One of the first things mentioned by each Bruin senior was the social aspect of playing Y-Ball as a kid.

“Like, doing something as a little kid, like being able to just play sports and be like in that social kind of aspect,” Capital girls guard/forward Cailin Mohar said, “I think was my favorite part as for what I remember. I just remember liking to go hang out with people.”

“The thing I learned is that it’s a fun team sport,” Capital boys forward Will Spotorno said. “It’s great. It’s a great way to make friends. [It’s a] great way to have fun with other people and get out a little bit.”

And now that these former Y-Ballers have grown up to be varsity basketball players, they said they appreciate the perspective it’s given them.

“I just like looking around, looking at [head coach] Reyant’s kids that play Y now, like remembering how I used to be them,” said Capital girls center Ali Miller. “And then now getting to, like, coach kids. Y’know, seeing them.”

“Well, it was really cool back then to see how skillful all the high school players were,” said Capital boys center Brett Buehler. “And now that I’m in that position, it’s cool to work with kids and show them what I know.”

And many of the Bruin seniors said they wouldn’t be playing on the varsity team today if it hadn’t been for their Y-Ball roots.

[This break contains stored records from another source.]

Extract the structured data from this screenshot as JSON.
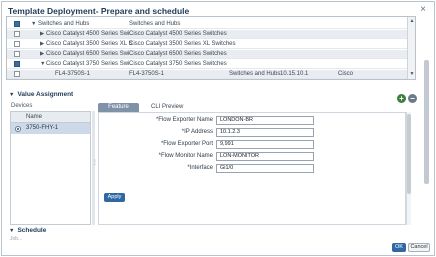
{
  "dialog": {
    "title": "Template Deployment- Prepare and schedule",
    "close_icon": "close-icon"
  },
  "devices_table": {
    "rows": [
      {
        "checked": true,
        "expanded": true,
        "indent": 1,
        "name": "Switches and Hubs",
        "family": "Switches and Hubs",
        "category": "",
        "ip": "",
        "vendor": ""
      },
      {
        "checked": false,
        "expanded": false,
        "indent": 2,
        "name": "Cisco Catalyst 4500 Series Swi",
        "family": "Cisco Catalyst 4500 Series Switches",
        "category": "",
        "ip": "",
        "vendor": ""
      },
      {
        "checked": false,
        "expanded": false,
        "indent": 2,
        "name": "Cisco Catalyst 3500 Series XL S",
        "family": "Cisco Catalyst 3500 Series XL Switches",
        "category": "",
        "ip": "",
        "vendor": ""
      },
      {
        "checked": false,
        "expanded": false,
        "indent": 2,
        "name": "Cisco Catalyst 6500 Series Swi",
        "family": "Cisco Catalyst 6500 Series Switches",
        "category": "",
        "ip": "",
        "vendor": ""
      },
      {
        "checked": true,
        "expanded": true,
        "indent": 2,
        "name": "Cisco Catalyst 3750 Series Swi",
        "family": "Cisco Catalyst 3750 Series Switches",
        "category": "",
        "ip": "",
        "vendor": ""
      },
      {
        "checked": false,
        "expanded": null,
        "indent": 3,
        "name": "FL4-3750S-1",
        "family": "FL4-3750S-1",
        "category": "Switches and Hubs",
        "ip": "10.15.10.1",
        "vendor": "Cisco"
      }
    ]
  },
  "value_assignment": {
    "heading": "Value Assignment",
    "add_icon": "add-icon",
    "remove_icon": "remove-icon",
    "devices_label": "Devices",
    "devices_column": "Name",
    "selected_device": "3750-FHY-1",
    "tabs": [
      "Feature",
      "CLI Preview"
    ],
    "active_tab": "Feature",
    "fields": [
      {
        "label": "*Flow Exporter Name",
        "value": "LONDON-BR"
      },
      {
        "label": "*IP Address",
        "value": "10.1.2.3"
      },
      {
        "label": "*Flow Exporter Port",
        "value": "9,991"
      },
      {
        "label": "*Flow Monitor Name",
        "value": "LON-MONITOR"
      },
      {
        "label": "*Interface",
        "value": "Gi1/0"
      }
    ],
    "apply_label": "Apply"
  },
  "schedule": {
    "heading": "Schedule",
    "hint": "Job..."
  },
  "footer": {
    "ok_label": "OK",
    "cancel_label": "Cancel"
  }
}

“I think it’s really important because without it I wouldn’t have ended up in basketball at all,” said Capital girls guard/center Chloe LaFromboise. “Like, without my family ever playing in anything, I couldn’t see myself playing at all.”

“I don’t think so, no,” Capital boys guard Joey Mergenthaler said. “Just like the bonding and everything – it’s definitely changed the person of who I am. That’s for sure.”

But maybe most telling, many of those relationships that started in Y-Ball have carried through to today.

“Chloe LaFromboise was on my YMCA team when I was super young,” Capital girls guard/forward Tatum Campbell remembered. “My dad coached it. We still look at the pictures all the time of our team photos. Cailin Mohar as well, we used to play against each other in the YMCA.”